Dolayısıyla Cinsel Taciz Komisyonları, üniversiteler içerisinde toplumsal cinsiyet eşitlik birimleri, eylem planları, bu meseleyi görünür hale getirebilecek öğrenci toplulukları, kampanyalar gibi çeşitli mecralarla birlikte kurumsal cevaplar bu mücadeledeki oldukça önemli araçlar.
Bir diğer önemli mesele ise davranışların cinsiyetçi yansımalarına dair farkındalık düzeyidir. Bu noktada, akademideki bilim insanlarının hangi davranışların cinsiyetçi olduğuna dair bir bilinçle donatılmasını sağlamak gerekmektedir. Üniversitelerin kendi içindeki idari yapılanmalarının, enstitü, bölüm, anabilim dalı, araştırma merkezi, bilimsel araştırma birimleri, komisyon gibi birimlerinin bu meselelere kurumsal cevap vermek ve bu bilinci yaratacak stratejiler üretmeleri gerekmekte.
Fakat hepsinden önemlisi herhangi bir cinsiyetçi davranış veya eylemle karşı karşıya kalan akademideki bütün kadınların kolektif bir bilince sahip olması. Tam da günümüzde burada sosyal medya çok önemli bir araç haline geldi. Kadınların kolektif olarak kendilerini güçlü hissedebilecekleri mecralar, alanlar yaratmak çok önemli. Çünkü bu mesele çoğu zaman farkında olmadığımız bir konu veya farkında olsak da bununla mücadelede bazen ne yapacağımızı bilemediğimiz bir mesele.
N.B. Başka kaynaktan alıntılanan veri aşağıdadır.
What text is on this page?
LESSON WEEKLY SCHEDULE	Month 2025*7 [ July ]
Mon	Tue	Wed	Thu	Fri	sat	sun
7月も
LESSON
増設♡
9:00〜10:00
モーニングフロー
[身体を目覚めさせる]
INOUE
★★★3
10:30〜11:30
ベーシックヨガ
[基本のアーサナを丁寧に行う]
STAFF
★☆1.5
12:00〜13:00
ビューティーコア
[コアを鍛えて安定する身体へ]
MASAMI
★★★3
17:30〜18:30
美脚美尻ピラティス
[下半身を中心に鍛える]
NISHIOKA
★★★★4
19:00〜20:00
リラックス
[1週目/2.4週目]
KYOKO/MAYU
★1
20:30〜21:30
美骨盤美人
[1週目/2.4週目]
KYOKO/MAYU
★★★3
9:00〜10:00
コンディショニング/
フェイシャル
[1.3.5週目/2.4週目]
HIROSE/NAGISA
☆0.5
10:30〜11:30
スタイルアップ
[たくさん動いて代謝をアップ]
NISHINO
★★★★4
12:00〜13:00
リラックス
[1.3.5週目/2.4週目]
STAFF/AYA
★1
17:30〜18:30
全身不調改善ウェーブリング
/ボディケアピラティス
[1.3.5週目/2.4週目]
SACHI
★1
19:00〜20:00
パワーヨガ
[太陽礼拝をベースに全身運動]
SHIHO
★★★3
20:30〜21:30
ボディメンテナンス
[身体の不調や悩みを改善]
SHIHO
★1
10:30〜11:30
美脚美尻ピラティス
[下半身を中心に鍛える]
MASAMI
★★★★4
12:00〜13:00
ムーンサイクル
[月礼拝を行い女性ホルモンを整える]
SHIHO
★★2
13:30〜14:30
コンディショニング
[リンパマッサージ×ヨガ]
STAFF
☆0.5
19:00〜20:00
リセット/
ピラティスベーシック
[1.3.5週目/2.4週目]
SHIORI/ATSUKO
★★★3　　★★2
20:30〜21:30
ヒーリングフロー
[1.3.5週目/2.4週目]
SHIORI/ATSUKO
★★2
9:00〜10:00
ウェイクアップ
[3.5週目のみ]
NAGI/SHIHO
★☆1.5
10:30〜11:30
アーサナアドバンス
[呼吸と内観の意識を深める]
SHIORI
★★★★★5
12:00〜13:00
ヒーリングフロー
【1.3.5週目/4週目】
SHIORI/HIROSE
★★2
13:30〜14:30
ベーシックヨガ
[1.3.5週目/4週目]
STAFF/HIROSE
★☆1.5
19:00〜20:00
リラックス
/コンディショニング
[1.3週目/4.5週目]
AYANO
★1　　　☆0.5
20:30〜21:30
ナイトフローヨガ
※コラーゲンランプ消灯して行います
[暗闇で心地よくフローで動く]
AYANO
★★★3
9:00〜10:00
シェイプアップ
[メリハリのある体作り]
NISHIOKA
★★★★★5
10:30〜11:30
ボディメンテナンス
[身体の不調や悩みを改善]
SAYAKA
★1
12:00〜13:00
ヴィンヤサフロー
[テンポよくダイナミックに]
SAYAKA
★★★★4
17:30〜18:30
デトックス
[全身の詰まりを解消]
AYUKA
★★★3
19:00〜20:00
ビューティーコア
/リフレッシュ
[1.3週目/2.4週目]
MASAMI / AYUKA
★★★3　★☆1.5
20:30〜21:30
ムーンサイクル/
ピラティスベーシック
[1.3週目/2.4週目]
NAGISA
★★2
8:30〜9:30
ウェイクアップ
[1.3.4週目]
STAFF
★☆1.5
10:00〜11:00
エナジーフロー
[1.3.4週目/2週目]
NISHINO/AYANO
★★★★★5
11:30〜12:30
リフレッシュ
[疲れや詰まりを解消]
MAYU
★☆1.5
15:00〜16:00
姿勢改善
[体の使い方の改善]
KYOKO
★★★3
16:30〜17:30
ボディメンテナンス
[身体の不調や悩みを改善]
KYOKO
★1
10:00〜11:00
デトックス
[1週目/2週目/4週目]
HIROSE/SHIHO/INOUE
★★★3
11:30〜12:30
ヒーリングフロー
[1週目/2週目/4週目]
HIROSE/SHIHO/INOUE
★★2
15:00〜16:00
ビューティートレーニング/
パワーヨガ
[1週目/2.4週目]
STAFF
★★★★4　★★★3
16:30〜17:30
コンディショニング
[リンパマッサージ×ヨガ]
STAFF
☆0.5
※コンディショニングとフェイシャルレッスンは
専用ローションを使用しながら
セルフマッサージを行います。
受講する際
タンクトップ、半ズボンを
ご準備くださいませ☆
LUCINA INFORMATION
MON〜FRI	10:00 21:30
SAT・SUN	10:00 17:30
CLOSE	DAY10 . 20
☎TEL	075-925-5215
Fakat yalnız olmadığımızı bildiğimizde veya bunun çeşitli mücadele biçimlerinin olduğunu gördüğümüzde o zaman farklı bir şekilde hareket edebilme imkanımız oluyor. O nedenle bu mücadelenin ilk ayaklarından biri, yine biz kadınlarız. Kendi içimizde örgütlenmek, kolektif hareket etmek ve birbirimizi korumak en başta akademideki her bir kadının sorumluluğu diye düşünüyorum.